Anyone can ask a model a question and capture the answer. Turning that answer into a measurement requires a method.

  • Control. The context is designed deliberately and held constant. Changes between runs need to represent real shifts, not accidental differences in wording or setup.
  • Comparison. A category looks different depending on who is looking. The useful question is often not what the average customer sees, but how the picture changes between segments, occasions and priorities.
  • Consensus. One answer is not a measure. Repeated runs reveal the stable patterns underneath the variation, allowing meaningful differences to be separated from noise.

Beyond the demo

The demonstration ranks the attributes. That map is the starting point, not the finish. The same attributes become the frame for a set of sharper questions:

  • What matters most. Which attributes actually drive choice, not just the ones a model lists first. Importance gets separated from noise, so effort goes where it moves the decision.
  • Where dissatisfaction lies. Cross importance with how well the category performs and the gaps appear: the things that matter and are being done badly. That gap is the opportunity.
  • What is profitable. Not every improvement earns its keep. The attributes people will pay a premium for are marked off from the table stakes everyone has to meet.
  • Where competitors lead. Scored brand by brand, the map becomes a competitive picture: who owns which ground, where a rival is exposed, and which strengths are real rather than merely claimed.
  • The open ground. Attributes with high demand and no strong incumbent are where a challenger plants a flag. High importance with weak competition is whitespace worth taking.
  • Substitutes and boundaries. What people reach for instead, and where the category bleeds into the ones next door, shows where demand leaks and how wide the real competitive set actually is.

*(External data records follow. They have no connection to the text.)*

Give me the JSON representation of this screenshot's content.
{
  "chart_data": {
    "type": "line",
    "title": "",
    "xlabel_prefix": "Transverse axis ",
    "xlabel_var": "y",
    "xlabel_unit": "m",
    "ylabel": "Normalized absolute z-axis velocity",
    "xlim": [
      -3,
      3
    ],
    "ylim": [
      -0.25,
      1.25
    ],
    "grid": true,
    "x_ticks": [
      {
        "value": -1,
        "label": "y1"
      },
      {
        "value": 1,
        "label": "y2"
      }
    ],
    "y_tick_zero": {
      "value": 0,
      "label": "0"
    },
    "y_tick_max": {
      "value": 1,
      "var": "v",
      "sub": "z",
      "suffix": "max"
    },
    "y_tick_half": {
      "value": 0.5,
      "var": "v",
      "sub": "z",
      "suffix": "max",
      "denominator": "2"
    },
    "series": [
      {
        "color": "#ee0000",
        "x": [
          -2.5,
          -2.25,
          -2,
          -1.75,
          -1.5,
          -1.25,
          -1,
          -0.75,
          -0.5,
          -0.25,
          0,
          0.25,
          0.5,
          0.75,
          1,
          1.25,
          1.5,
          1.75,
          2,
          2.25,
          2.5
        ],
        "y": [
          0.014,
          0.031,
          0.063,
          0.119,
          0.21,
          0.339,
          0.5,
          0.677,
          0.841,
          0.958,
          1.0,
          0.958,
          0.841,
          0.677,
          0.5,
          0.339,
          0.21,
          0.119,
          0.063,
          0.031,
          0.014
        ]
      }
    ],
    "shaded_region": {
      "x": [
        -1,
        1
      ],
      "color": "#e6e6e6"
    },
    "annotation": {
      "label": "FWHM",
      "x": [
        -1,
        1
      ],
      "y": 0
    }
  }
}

Each of these is a different instrument pointed at the same map. Held together, they turn a description of a category into a decision you can act on.

One caveat matters. These readings are not the opinions of customers. They are measurements of the model's representation of a category. That makes them a source of hypotheses, not a replacement for human research. The goal is not to ask AI for the truth. It is to understand what AI believes, identify what is worth testing, and decide where deeper research should go.

The tools that read this layer are new, and the category rushing to fill the gap is mostly selling confidence without a method. That is the opening. If you want to know what the model is telling your customers about your category, and you want an answer you can stand behind in a room, that is the work I do.